Testing time: not all astronauts participate happily in research. Credit: NASA

On next April's Neurolab space shuttle mission, four scientist/astronauts have agreed voluntarily to insert tungsten needle electrodes into their legs to monitor nerve activity — all in the name of science.

Not all astronauts are so obliging. US crew members on the Russian Mir space station have in the past refused to perform even simple, non-invasive tasks simply because they didn't want to. It doesn't matter that the research has been peer reviewed and paid for, or that a scientist may have spent months, or even years, planning a test. By the rules of medical ethics and informed consent, an astronaut/test subject is free to just say no, and not give a reason.

For scientists who conduct human research in space, astronaut cooperation has become a troubling and sensitive issue, which they are loath to discuss on the record. “This is not just a theoretical problem,” says one researcher who has had tests refused. It has happened more than once on Mir.

On Earth, the scientist would simply get another volunteer. In space, only six test subjects might be available for an entire research project. When an astronaut baulks at having his or her blood drawn, there is no-one else to turn to, and the experiment is likely to be scrapped.

Most astronauts are willing participants in research, and many investigators — particularly those who have worked with ‘payload specialists’ flown specifically to conduct science — have only good experiences to report. But some astronauts take the research less seriously.

Scientists who need critical biomedical data from immediately before and after a spaceflight to compare with in-orbit results report that sometimes the measurements get done and sometimes they don't, depending on the individual astronauts.

Russian cosmonauts on Mir have presented a different problem — likely to crop up again with the space station — by demanding to be paid as test subjects. NASA has refused, arguing that its astronauts get no such bonuses. The data have gone uncollected.

Since the first crews on the space station will alternate between two Russians with one American and two Americans with one Russian, “a lot of anxiety is building up in the research community” over the availability of test subjects, says one scientist.

Career NASA astronauts have in the past been wary of scientists treating them as human guinea pigs. It can be more than just a matter of pride or privacy — the discovery of an unexpected cardiac arrhythmia or susceptibility to space sickness can ground astronauts or otherwise damage their careers.

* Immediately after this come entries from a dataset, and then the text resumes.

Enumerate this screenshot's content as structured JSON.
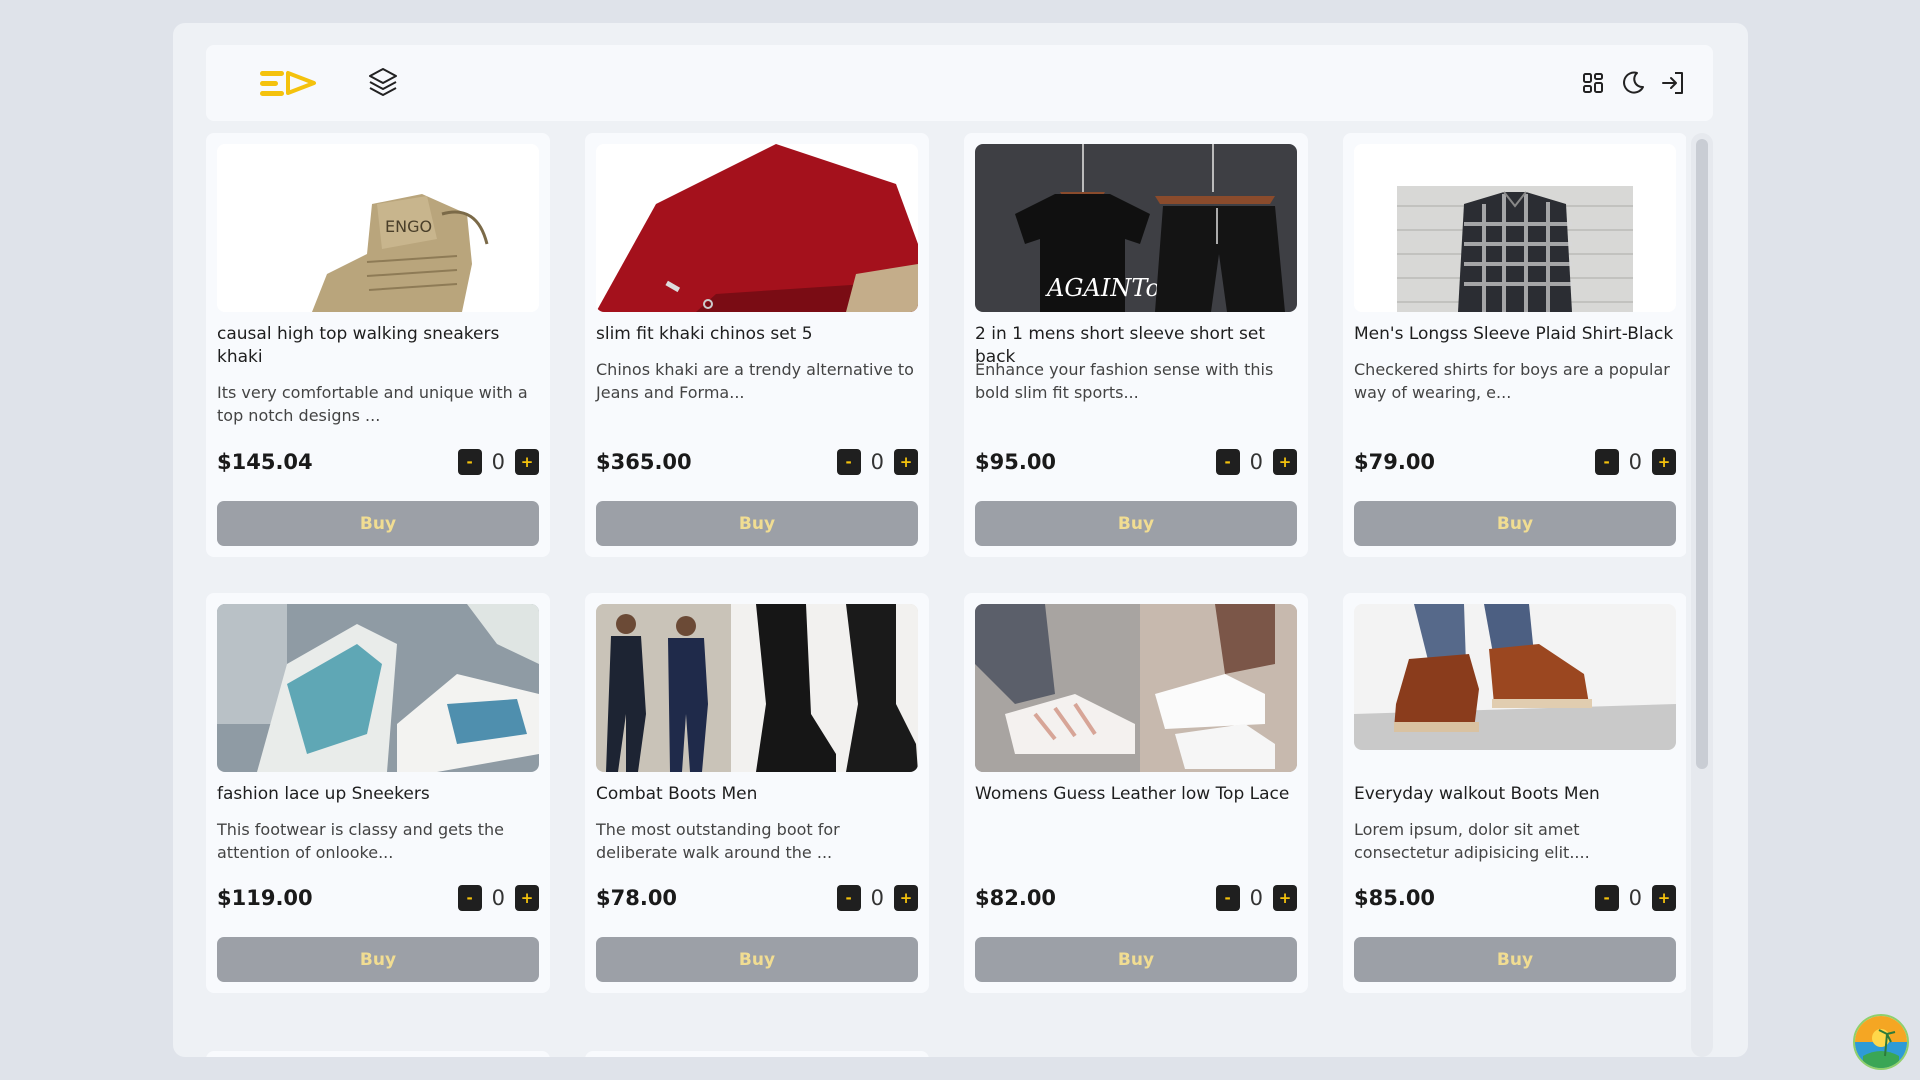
{
  "colors": {
    "accent": "#f4c20d",
    "buy_button": "#9ca0a7",
    "buy_text": "#f1dd92"
  },
  "header": {
    "logo_icon": "brand-logo-icon",
    "layers_icon": "layers-icon",
    "actions": [
      "dashboard-icon",
      "moon-icon",
      "login-icon"
    ]
  },
  "products": [
    {
      "title": "causal high top walking sneakers khaki",
      "desc": "Its very comfortable and unique with a top notch designs ...",
      "price": "$145.04",
      "qty": "0",
      "minus": "-",
      "plus": "+",
      "buy": "Buy"
    },
    {
      "title": "slim fit khaki chinos set 5",
      "desc": "Chinos khaki are a trendy alternative to Jeans and Forma...",
      "price": "$365.00",
      "qty": "0",
      "minus": "-",
      "plus": "+",
      "buy": "Buy"
    },
    {
      "title": "2 in 1 mens short sleeve short set back",
      "desc": "Enhance your fashion sense with this bold slim fit sports...",
      "price": "$95.00",
      "qty": "0",
      "minus": "-",
      "plus": "+",
      "buy": "Buy"
    },
    {
      "title": "Men's Longss Sleeve Plaid Shirt-Black",
      "desc": "Checkered shirts for boys are a popular way of wearing, e...",
      "price": "$79.00",
      "qty": "0",
      "minus": "-",
      "plus": "+",
      "buy": "Buy"
    },
    {
      "title": "fashion lace up Sneekers",
      "desc": "This footwear is classy and gets the attention of onlooke...",
      "price": "$119.00",
      "qty": "0",
      "minus": "-",
      "plus": "+",
      "buy": "Buy"
    },
    {
      "title": "Combat Boots Men",
      "desc": "The most outstanding boot for deliberate walk around the ...",
      "price": "$78.00",
      "qty": "0",
      "minus": "-",
      "plus": "+",
      "buy": "Buy"
    },
    {
      "title": "Womens Guess Leather low Top Lace",
      "desc": "",
      "price": "$82.00",
      "qty": "0",
      "minus": "-",
      "plus": "+",
      "buy": "Buy"
    },
    {
      "title": "Everyday walkout Boots Men",
      "desc": "Lorem ipsum, dolor sit amet consectetur adipisicing elit....",
      "price": "$85.00",
      "qty": "0",
      "minus": "-",
      "plus": "+",
      "buy": "Buy"
    }
  ],
  "image_subjects": [
    "khaki-boot-image",
    "red-chinos-image",
    "tshirt-shorts-set-image",
    "plaid-shirt-image",
    "blue-sneakers-image",
    "combat-boots-image",
    "white-sneakers-image",
    "brown-boots-image"
  ],
  "avatar_icon": "user-avatar-icon"
}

This has contributed to another tension, between academic biomedical researchers and the doctors at NASA's Johnson Space Center in Houston who are responsible for crew health and safety. Outsiders complain that the NASA doctors have received preferential treatment in flying ‘experiments’ that aren't as rigorously peer reviewed.

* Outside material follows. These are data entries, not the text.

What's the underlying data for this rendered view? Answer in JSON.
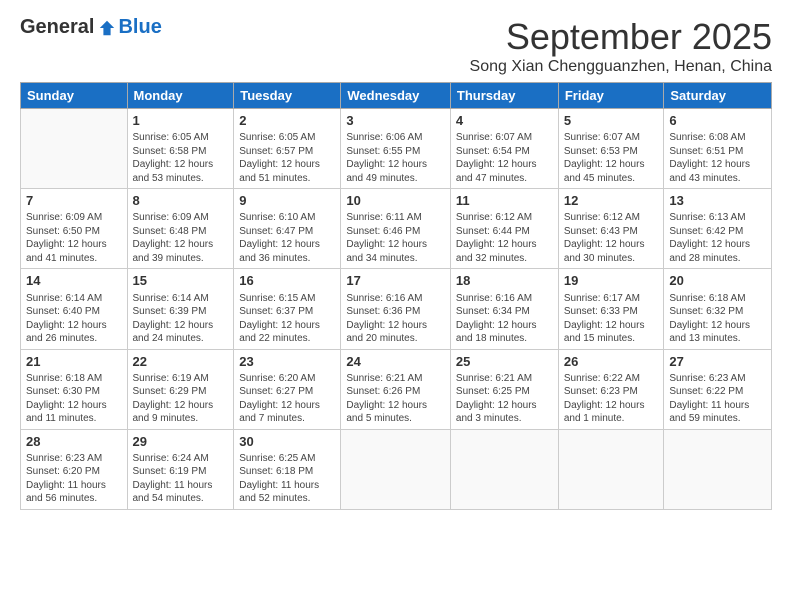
{
  "header": {
    "logo_general": "General",
    "logo_blue": "Blue",
    "month_title": "September 2025",
    "subtitle": "Song Xian Chengguanzhen, Henan, China"
  },
  "weekdays": [
    "Sunday",
    "Monday",
    "Tuesday",
    "Wednesday",
    "Thursday",
    "Friday",
    "Saturday"
  ],
  "weeks": [
    [
      {
        "date": "",
        "info": ""
      },
      {
        "date": "1",
        "info": "Sunrise: 6:05 AM\nSunset: 6:58 PM\nDaylight: 12 hours\nand 53 minutes."
      },
      {
        "date": "2",
        "info": "Sunrise: 6:05 AM\nSunset: 6:57 PM\nDaylight: 12 hours\nand 51 minutes."
      },
      {
        "date": "3",
        "info": "Sunrise: 6:06 AM\nSunset: 6:55 PM\nDaylight: 12 hours\nand 49 minutes."
      },
      {
        "date": "4",
        "info": "Sunrise: 6:07 AM\nSunset: 6:54 PM\nDaylight: 12 hours\nand 47 minutes."
      },
      {
        "date": "5",
        "info": "Sunrise: 6:07 AM\nSunset: 6:53 PM\nDaylight: 12 hours\nand 45 minutes."
      },
      {
        "date": "6",
        "info": "Sunrise: 6:08 AM\nSunset: 6:51 PM\nDaylight: 12 hours\nand 43 minutes."
      }
    ],
    [
      {
        "date": "7",
        "info": "Sunrise: 6:09 AM\nSunset: 6:50 PM\nDaylight: 12 hours\nand 41 minutes."
      },
      {
        "date": "8",
        "info": "Sunrise: 6:09 AM\nSunset: 6:48 PM\nDaylight: 12 hours\nand 39 minutes."
      },
      {
        "date": "9",
        "info": "Sunrise: 6:10 AM\nSunset: 6:47 PM\nDaylight: 12 hours\nand 36 minutes."
      },
      {
        "date": "10",
        "info": "Sunrise: 6:11 AM\nSunset: 6:46 PM\nDaylight: 12 hours\nand 34 minutes."
      },
      {
        "date": "11",
        "info": "Sunrise: 6:12 AM\nSunset: 6:44 PM\nDaylight: 12 hours\nand 32 minutes."
      },
      {
        "date": "12",
        "info": "Sunrise: 6:12 AM\nSunset: 6:43 PM\nDaylight: 12 hours\nand 30 minutes."
      },
      {
        "date": "13",
        "info": "Sunrise: 6:13 AM\nSunset: 6:42 PM\nDaylight: 12 hours\nand 28 minutes."
      }
    ],
    [
      {
        "date": "14",
        "info": "Sunrise: 6:14 AM\nSunset: 6:40 PM\nDaylight: 12 hours\nand 26 minutes."
      },
      {
        "date": "15",
        "info": "Sunrise: 6:14 AM\nSunset: 6:39 PM\nDaylight: 12 hours\nand 24 minutes."
      },
      {
        "date": "16",
        "info": "Sunrise: 6:15 AM\nSunset: 6:37 PM\nDaylight: 12 hours\nand 22 minutes."
      },
      {
        "date": "17",
        "info": "Sunrise: 6:16 AM\nSunset: 6:36 PM\nDaylight: 12 hours\nand 20 minutes."
      },
      {
        "date": "18",
        "info": "Sunrise: 6:16 AM\nSunset: 6:34 PM\nDaylight: 12 hours\nand 18 minutes."
      },
      {
        "date": "19",
        "info": "Sunrise: 6:17 AM\nSunset: 6:33 PM\nDaylight: 12 hours\nand 15 minutes."
      },
      {
        "date": "20",
        "info": "Sunrise: 6:18 AM\nSunset: 6:32 PM\nDaylight: 12 hours\nand 13 minutes."
      }
    ],
    [
      {
        "date": "21",
        "info": "Sunrise: 6:18 AM\nSunset: 6:30 PM\nDaylight: 12 hours\nand 11 minutes."
      },
      {
        "date": "22",
        "info": "Sunrise: 6:19 AM\nSunset: 6:29 PM\nDaylight: 12 hours\nand 9 minutes."
      },
      {
        "date": "23",
        "info": "Sunrise: 6:20 AM\nSunset: 6:27 PM\nDaylight: 12 hours\nand 7 minutes."
      },
      {
        "date": "24",
        "info": "Sunrise: 6:21 AM\nSunset: 6:26 PM\nDaylight: 12 hours\nand 5 minutes."
      },
      {
        "date": "25",
        "info": "Sunrise: 6:21 AM\nSunset: 6:25 PM\nDaylight: 12 hours\nand 3 minutes."
      },
      {
        "date": "26",
        "info": "Sunrise: 6:22 AM\nSunset: 6:23 PM\nDaylight: 12 hours\nand 1 minute."
      },
      {
        "date": "27",
        "info": "Sunrise: 6:23 AM\nSunset: 6:22 PM\nDaylight: 11 hours\nand 59 minutes."
      }
    ],
    [
      {
        "date": "28",
        "info": "Sunrise: 6:23 AM\nSunset: 6:20 PM\nDaylight: 11 hours\nand 56 minutes."
      },
      {
        "date": "29",
        "info": "Sunrise: 6:24 AM\nSunset: 6:19 PM\nDaylight: 11 hours\nand 54 minutes."
      },
      {
        "date": "30",
        "info": "Sunrise: 6:25 AM\nSunset: 6:18 PM\nDaylight: 11 hours\nand 52 minutes."
      },
      {
        "date": "",
        "info": ""
      },
      {
        "date": "",
        "info": ""
      },
      {
        "date": "",
        "info": ""
      },
      {
        "date": "",
        "info": ""
      }
    ]
  ]
}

Communication between the two camps is not always good. More than once, according to several sources, an outside researcher running a carefully controlled experiment in human physiological responses to spaceflight has had an experiment ruined or compromised after NASA doctors, in private conference with an astronaut/test subject, prescribed medicine (for example, for space sickness) without informing the researcher.

Discussion of these issues has reached a high as NASA administrator Dan Goldin, and several internal NASA committees and outside working groups have met to work out a compromise between astronauts' concerns about privacy and informed consent, and the needs of biomedical researchers. Since standards for medical ethics may vary among the space station's international partners, a Human Research Multilateral Review Board will also be established to set consensus guidelines for human research.

Ronald Merrell, the head of Yale University's department of surgery and chairman of NASA's advisory group for space flight medicine, believes the problems can be resolved, particularly if astronauts are treated as informed partners in conducting research. “You make it their project,” he says.

Laurence Young, a researcher at the Massachusetts Institute of Technology who heads NASA's Space Biomedical Research Institute, agrees. Still, he says, space crews “have a privilege but also a responsibility”, and part of their responsibility includes helping scientists to answer fundamental research questions that the station will be built, in part, to address.